Siehe auch Unabwendbares Ereignis und Betriebsgefahr - verschuldensunabhängige Gefährdungshaftung
Aus den Entscheidungsgründen:
"... Der Begriff "unabwendbares Ereignis" i.S.v. § 7 II StVG meint ein schadenstiftendes Ereignis, das auch bei der äußersten möglichen Sorgfalt nicht abgewendet werden kann. Dazu gehört erheblich über den Maßstab der im Verkehr erforderlichen Sorgfalt i.S.d. § 276 BGB hinaus Aufmerksamkeit, Geschicklichkeit und Umsicht sowie ein sachgemäßes, geistesgegenwärtiges Handeln im Augenblick der Gefahr im Rahmen des Menschenmöglichen (vgl. etwa BGHZ 113, 164, 165; 117, 337, 340; BGH DAR 1987, 19 = NJW-RR 1987, 150; Senat NZV 1992, 233; Jagusch/Hentschel, 32. Aufl., § 7 StVG Rn. 30 jew. m.w.N.). Da die Haftung des § 7 StVG keine Haftung für Verhaltensunrecht ist, sondern auch dem Ausgleich von Schäden aus erlaubtem Kraftfahrzeugbetrieb dient, verlangt die Rspr. zu Recht, dass, wer sich nach § 7 II StVG entlasten will, sich wie ein "Idealfahrer" verhalten haben muss (BGHZ 113, 164, 166; 117, 337, 340 f; Jagusch/ Hentschel a.a.O., jeweils m.w.N.). Die Prüfung hat sich darauf zu erstrecken, ob ein Idealfahrer überhaupt in die Gefahrensituation geraten wäre und ob der Schädiger in der konkreten Gefahrensituation wie ein Idealfahrer reagiert hat (BGHZ 117, 337, 341). Die Beweislast dafür trifft denjenigen, der sich entlasten will (vgl. z.B. BGH DAR 1987, 19; Senat a.a.O.; Jagusch/Hentschel a.a.O., Rn. 31 m.w.N.), hier also die Beklagten.

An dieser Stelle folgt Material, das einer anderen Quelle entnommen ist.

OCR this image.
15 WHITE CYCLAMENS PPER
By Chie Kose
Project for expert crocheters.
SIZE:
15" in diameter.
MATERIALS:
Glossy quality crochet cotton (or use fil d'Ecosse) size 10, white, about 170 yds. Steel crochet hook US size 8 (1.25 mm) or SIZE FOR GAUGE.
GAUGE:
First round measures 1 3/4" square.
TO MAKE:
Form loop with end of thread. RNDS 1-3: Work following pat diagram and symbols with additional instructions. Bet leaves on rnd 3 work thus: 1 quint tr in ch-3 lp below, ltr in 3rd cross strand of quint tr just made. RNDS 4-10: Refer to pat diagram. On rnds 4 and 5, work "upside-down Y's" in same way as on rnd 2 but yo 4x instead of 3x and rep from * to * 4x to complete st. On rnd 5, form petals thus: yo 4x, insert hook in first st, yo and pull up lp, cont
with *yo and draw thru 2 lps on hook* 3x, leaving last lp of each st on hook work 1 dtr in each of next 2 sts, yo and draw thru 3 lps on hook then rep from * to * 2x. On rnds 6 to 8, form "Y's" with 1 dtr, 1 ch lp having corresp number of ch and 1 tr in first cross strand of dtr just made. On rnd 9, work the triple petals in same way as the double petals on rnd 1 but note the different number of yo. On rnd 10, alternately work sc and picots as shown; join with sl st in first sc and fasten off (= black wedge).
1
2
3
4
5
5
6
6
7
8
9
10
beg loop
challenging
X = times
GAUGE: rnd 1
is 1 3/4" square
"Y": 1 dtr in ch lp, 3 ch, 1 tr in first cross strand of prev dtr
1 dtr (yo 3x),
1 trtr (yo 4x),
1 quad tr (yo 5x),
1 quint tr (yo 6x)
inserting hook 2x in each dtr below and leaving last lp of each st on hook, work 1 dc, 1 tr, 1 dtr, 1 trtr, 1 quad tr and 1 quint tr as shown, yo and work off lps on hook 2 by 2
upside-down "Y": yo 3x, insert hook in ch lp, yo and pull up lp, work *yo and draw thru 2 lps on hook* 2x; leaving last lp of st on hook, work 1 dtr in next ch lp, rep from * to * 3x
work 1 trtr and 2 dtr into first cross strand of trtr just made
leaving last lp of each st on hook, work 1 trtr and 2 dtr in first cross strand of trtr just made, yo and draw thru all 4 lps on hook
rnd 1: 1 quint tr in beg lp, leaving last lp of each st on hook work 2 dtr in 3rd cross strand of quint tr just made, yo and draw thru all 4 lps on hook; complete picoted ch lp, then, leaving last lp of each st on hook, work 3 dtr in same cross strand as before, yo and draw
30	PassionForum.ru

Diesen Beweis können die Beklagten nicht führen.
Zutreffend geht das LG aufgrund der Ausführungen des Sachverständigen (SV) davon aus, dass die Ölspur bei verzögerungsfreier Fahrt ohne Abkommen von der Fahrbahn befahren werden konnte, dass die Beklagte zu 2) indes im Bereich der Ölspur gebremst haben muss und aufgrund dessen in die Gegenfahrbahn gerutscht ist. Das LG verkennt aber die Beweislast, wenn es seine Ausführungen zur "Unvermeidbarkeit" des Unfalls offenbar (auch) mit dem Argument rechtfertigen will, der Beklagten zu 2) könne nicht widerlegt werden, sie habe aufgrund der Verkehrssituation gebremst. Tatsächlich können die Beklagten, da keine Beweismittel zur Verfügung stehen, nicht beweisen, dass die Beklagte zu 2) mit Grund gebremst hat. Sie können auch nicht beweisen, dass sie nicht mit überhöhter Geschwindigkeit gefahren ist. Der SV hat es aufgrund der Unfallspuren für möglich gehalten, dass die Geschwindigkeit des von der Beklagten zu 2) gesteuerten Fahrzeugs im Zeitpunkt der Einleitung des Bremsvorgangs bei 58 km/h gelegen hat. Schließlich können die Beklagten auch nicht beweisen, dass die Ölspur für einen Idealfahrer nicht sichtbar war. Der SV hat zwar ausgeführt, auf einer nassen Straße könne man eine Ölspur kaum erkennen, so dass man der Beklagten zu 2) seines Erachtens keinen Vorwurf machen könne. Für einen positiven Beweis, dass auch ein Idealfahrer die Spur nicht bemerkt hätte, reichen diese Ausführungen indes nicht aus; es geht - wie gesagt - nicht darum, ob der Beklagten zu 2) positiv ein Vorwurf gemacht werden kann, sondern darum, dass sie alle ernsthaft in Betracht kommenden möglichen Unfallursachen ausräumen muss, die der Beurteilung ihres Verhaltens als das eines Idealfahrers entgegenstehen. Dass sämtliche in Betracht kommenden Umstände (Übersehen der Ölspur, überhöhte Geschwindigkeit, grundloses Bremsen), einzeln und zusammengenommen, unfallursächlich gewesen sein können, kann nicht zweifelhaft sein. Jedenfalls erforderte der Unabwendbarkeitsnachweis die Feststellung, dass das Fahrzeug auch ohne die genannten Umstände ins Rutschen geraten und dass es dadurch zu dem Unfall mit den eingetretenen Verletzungsfolgen für den Kläger gekommen wäre. Das lässt sich den Ausführungen des SV nicht entnehmen und kann auch offensichtlich nicht bewiesen werden.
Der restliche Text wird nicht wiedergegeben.